Ryanair has warned that summer fares could be much lower than last year after profits fell almost 50%. The airline cited more frugal passengers, the timing of Easter holidays and a continued deterioration of pricing as reasons for the slump. Ryanair’s profit before tax fell 46% to €401m ($448m) in Q1 2019. Average passenger fares dropped by 15% in the period. Ryanair had previously expected fares to be “flat to modestly up” between July and September, but now says it expects them to be “materially lower”.
Shares in Ryanair fell 17% in early Monday trading, alongside other airlines such as EasyJet and Wizz Air. Experts are now questioning whether the wider airline sector will be affected by squeezed customer budgets during peak travel periods. Ryanair’s CFO, Neil Sorahan, brushed off the impact of Ryanair’s weak performance so far this year stating that he thought that consumers were just being “a little bit more frugal, a bit more cautious” with their money.

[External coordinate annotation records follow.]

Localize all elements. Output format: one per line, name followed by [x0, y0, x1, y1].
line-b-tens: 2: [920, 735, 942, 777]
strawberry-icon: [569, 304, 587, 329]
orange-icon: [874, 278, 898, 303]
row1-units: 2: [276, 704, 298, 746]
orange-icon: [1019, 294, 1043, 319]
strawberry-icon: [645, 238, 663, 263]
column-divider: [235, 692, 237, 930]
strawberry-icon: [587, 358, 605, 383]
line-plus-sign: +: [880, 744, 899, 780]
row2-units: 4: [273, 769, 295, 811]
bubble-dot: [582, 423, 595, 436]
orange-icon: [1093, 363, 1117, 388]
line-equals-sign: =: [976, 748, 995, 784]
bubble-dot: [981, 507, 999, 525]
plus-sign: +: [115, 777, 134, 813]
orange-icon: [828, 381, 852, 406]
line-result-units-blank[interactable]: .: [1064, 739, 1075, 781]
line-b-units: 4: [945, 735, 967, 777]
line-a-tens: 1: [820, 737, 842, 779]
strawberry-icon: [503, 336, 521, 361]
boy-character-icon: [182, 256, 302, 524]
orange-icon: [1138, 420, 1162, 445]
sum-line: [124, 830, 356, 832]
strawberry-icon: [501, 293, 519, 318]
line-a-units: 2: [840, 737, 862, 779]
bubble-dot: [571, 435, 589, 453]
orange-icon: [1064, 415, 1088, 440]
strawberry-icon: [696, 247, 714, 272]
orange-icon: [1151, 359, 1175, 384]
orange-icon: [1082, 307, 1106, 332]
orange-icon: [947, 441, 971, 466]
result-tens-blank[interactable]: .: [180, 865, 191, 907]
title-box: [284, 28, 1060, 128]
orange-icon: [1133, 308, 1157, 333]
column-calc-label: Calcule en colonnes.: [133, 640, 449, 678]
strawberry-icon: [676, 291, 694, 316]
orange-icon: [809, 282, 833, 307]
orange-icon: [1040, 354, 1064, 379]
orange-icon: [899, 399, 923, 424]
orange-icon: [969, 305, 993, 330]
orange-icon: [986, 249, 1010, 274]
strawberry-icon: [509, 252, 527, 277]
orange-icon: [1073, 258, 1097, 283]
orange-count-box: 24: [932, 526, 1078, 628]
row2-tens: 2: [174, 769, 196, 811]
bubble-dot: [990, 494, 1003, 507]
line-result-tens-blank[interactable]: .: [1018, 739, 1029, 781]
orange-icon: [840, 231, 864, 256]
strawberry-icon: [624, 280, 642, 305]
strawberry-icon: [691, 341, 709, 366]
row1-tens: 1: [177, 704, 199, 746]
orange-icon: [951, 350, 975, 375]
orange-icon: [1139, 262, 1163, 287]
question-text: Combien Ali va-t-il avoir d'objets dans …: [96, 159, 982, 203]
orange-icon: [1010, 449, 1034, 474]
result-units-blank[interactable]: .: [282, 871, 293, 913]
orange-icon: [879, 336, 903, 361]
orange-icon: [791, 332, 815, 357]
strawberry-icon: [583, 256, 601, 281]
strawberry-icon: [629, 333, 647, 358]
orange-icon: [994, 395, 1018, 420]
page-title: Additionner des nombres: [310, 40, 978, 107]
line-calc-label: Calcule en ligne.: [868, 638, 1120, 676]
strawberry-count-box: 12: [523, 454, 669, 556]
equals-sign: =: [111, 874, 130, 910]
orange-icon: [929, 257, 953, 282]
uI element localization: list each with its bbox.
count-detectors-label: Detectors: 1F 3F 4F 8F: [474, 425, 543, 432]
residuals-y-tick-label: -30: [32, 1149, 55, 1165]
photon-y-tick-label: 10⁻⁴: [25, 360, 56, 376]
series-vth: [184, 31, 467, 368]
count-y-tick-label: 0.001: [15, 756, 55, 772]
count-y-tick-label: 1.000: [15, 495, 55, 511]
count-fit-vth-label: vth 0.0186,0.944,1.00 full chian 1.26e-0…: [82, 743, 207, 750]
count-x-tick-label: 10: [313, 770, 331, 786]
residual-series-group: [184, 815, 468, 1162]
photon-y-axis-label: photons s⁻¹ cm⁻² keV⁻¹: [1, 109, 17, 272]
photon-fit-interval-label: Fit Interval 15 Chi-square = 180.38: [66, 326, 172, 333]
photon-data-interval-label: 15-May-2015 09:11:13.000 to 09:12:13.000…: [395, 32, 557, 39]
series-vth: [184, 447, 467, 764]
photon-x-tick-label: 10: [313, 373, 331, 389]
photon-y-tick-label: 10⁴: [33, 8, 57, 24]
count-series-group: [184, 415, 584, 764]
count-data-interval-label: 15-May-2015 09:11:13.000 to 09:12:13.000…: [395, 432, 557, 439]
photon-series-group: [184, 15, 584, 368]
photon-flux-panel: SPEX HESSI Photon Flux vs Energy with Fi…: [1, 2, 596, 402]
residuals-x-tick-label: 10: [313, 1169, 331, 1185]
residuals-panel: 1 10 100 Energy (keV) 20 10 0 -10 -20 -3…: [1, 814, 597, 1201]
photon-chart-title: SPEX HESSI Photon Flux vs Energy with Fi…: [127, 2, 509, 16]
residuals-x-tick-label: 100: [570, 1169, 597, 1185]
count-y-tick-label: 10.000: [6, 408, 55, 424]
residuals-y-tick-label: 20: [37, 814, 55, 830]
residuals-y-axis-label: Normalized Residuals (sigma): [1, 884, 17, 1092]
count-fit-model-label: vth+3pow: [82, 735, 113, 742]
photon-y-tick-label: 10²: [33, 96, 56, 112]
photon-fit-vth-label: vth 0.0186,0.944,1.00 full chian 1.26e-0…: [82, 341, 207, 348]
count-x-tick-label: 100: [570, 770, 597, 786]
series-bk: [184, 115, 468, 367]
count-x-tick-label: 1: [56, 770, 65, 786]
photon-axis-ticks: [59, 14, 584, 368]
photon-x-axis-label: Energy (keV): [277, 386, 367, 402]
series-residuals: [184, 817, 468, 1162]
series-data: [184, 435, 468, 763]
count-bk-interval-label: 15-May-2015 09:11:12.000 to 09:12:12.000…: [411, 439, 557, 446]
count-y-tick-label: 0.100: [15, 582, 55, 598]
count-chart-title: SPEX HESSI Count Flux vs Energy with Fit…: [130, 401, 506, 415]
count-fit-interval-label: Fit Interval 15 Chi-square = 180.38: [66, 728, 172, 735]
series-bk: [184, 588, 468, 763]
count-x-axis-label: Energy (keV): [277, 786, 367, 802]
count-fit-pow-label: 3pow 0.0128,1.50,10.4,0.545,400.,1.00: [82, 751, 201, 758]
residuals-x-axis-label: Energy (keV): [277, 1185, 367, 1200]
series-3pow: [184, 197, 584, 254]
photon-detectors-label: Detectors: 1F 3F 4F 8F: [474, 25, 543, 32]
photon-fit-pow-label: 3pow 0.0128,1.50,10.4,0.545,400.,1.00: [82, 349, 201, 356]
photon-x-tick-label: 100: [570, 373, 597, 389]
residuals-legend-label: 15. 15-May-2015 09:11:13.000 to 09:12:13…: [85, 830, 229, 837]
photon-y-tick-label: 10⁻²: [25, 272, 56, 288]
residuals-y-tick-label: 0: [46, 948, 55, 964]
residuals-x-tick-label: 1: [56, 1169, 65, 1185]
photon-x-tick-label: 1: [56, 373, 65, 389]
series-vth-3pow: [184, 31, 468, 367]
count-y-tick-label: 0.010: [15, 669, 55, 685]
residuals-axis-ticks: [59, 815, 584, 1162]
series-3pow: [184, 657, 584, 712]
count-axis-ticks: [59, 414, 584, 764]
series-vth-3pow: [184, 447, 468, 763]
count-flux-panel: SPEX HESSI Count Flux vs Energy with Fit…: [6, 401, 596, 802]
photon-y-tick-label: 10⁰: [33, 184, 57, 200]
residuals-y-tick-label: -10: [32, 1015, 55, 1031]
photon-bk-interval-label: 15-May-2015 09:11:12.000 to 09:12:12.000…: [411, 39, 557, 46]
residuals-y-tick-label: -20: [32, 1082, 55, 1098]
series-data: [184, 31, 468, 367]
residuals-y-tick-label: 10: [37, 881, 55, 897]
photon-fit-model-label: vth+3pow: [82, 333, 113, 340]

Despite the fall in profits, Ryanair’s passenger numbers increased slightly. The decline in overall revenue was limited to just 1%. Ryanair warned that its performance over the rest of the summer was “totally dependent” on more last-minute bookings, corresponding to August and September in particular. People are waiting longer than usual to book summer holidays, which some are blaming on the effects of the cost-of-living crisis.
Ryanair is also facing delays to its order of an additional 737 Max planes as Boeing plans to delay some deliveries set to take place by next spring until the summer of 2025. Last January, the aircraft maker was put under intense scrutiny after a door panel in one of its planes blew out, forcing the jet to land. Ryanair, nonetheless, says it continues to work with Boeing and noted an “improvement in the quality and frequency of deliveries”.